Glyndŵr · 1406
The Pennal Letter
From the parliament at Machynlleth in 1406, Glyndŵr wrote to Charles VI of France setting out his programme — an independent Welsh church, two universities, and a sovereign Welsh polity.
By the spring of 1406 Owain Glyndŵr had been Prince of Wales in fact for six years. He had held a parliament at Machynlleth in 1404, with four representatives from each commote of Wales, and another at Harlech in 1405. The French alliance was three years old and reinforced by a landing of French troops at Milford Haven the previous summer.
From the village of Pennal near Machynlleth, on 31 March 1406, Glyndŵr wrote to Charles VI of France a programme document that has come down to us as the Pennal Letter.

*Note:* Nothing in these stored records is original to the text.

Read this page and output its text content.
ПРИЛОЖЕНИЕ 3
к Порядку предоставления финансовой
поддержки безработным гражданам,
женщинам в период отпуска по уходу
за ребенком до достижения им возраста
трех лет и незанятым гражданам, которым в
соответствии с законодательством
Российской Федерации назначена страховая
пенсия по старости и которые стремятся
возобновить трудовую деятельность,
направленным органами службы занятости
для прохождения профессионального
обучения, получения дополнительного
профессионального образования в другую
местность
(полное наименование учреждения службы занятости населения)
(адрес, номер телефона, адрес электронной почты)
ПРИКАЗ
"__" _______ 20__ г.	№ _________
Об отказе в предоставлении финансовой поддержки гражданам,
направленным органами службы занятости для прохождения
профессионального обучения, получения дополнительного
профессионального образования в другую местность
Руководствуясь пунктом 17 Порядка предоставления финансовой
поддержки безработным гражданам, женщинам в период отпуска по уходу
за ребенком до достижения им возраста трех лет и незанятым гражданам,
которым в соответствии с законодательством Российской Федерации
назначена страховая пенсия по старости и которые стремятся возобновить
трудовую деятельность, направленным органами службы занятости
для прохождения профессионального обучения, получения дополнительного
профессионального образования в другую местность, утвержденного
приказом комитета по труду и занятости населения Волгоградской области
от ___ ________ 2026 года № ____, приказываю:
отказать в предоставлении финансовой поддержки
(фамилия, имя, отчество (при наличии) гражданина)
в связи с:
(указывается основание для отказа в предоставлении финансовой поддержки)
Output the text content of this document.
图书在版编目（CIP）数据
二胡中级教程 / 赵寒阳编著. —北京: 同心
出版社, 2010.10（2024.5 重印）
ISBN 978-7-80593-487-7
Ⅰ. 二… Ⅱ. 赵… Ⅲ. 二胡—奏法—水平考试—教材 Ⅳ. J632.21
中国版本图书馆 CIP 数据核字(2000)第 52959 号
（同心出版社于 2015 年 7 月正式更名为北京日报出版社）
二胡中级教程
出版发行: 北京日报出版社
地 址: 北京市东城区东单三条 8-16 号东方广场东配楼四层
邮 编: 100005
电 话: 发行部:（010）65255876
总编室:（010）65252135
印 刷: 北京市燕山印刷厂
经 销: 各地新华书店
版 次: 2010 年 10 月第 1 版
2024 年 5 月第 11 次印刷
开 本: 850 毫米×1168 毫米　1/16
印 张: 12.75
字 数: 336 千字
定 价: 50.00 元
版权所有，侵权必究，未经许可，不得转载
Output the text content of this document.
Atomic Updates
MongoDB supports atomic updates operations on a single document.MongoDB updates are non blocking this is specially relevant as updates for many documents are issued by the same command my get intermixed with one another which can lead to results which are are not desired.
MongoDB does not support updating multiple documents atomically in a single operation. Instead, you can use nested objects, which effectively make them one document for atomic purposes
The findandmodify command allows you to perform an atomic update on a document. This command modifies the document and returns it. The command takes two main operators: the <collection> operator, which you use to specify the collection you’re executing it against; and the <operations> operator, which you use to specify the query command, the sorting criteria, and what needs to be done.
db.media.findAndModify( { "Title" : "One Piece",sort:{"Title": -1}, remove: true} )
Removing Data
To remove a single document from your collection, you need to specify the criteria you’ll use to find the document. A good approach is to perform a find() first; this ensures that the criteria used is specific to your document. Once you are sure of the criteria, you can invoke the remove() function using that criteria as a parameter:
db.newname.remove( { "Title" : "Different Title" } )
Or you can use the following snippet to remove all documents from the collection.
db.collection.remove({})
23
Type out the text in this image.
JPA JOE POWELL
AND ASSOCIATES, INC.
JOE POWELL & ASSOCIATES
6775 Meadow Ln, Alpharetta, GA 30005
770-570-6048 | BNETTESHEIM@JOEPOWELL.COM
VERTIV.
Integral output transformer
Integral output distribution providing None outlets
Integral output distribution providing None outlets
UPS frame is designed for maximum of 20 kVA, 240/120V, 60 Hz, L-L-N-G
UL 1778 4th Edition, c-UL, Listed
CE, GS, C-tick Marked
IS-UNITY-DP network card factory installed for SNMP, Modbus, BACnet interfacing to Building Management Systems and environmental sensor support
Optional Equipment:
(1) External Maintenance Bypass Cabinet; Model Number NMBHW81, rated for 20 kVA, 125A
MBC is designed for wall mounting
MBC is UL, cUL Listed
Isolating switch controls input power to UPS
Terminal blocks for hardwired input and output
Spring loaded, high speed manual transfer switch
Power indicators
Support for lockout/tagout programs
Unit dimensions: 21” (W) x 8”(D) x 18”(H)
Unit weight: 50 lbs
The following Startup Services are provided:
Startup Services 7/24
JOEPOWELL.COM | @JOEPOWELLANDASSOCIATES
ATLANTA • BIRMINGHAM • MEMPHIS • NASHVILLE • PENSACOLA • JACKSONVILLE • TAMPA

Its terms: that Wales should withdraw its obedience from the Roman pope (then Gregory XII) and recognise the Avignon pope Benedict XIII, the same as France; that the church in Wales should be reorganised under Welsh-speaking bishops, with St Davids elevated to a metropolitan archdiocese sovereign in Welsh ecclesiastical matters; that two Welsh universities should be founded, one in the north and one in the south; that all clergy with cure of souls in Wales should henceforth speak Welsh; that the Welsh church should recover its alienated patrimony.
Most of this never came to pass. Aberystwyth fell to the future Henry V in 1408; Harlech in 1409; Glyndŵr's wife, daughters and grandchildren were taken to the Tower of London where most of them died within four years. The Pennal Letter survives in the Bibliothèque Nationale de France, attached to the French diplomatic correspondence of the year. It is the most coherent surviving statement of an independent Welsh political and ecclesiastical programme from any pre-modern source. The first Welsh university — the federal University of Wales — was founded in 1893, four hundred and eighty-seven years late.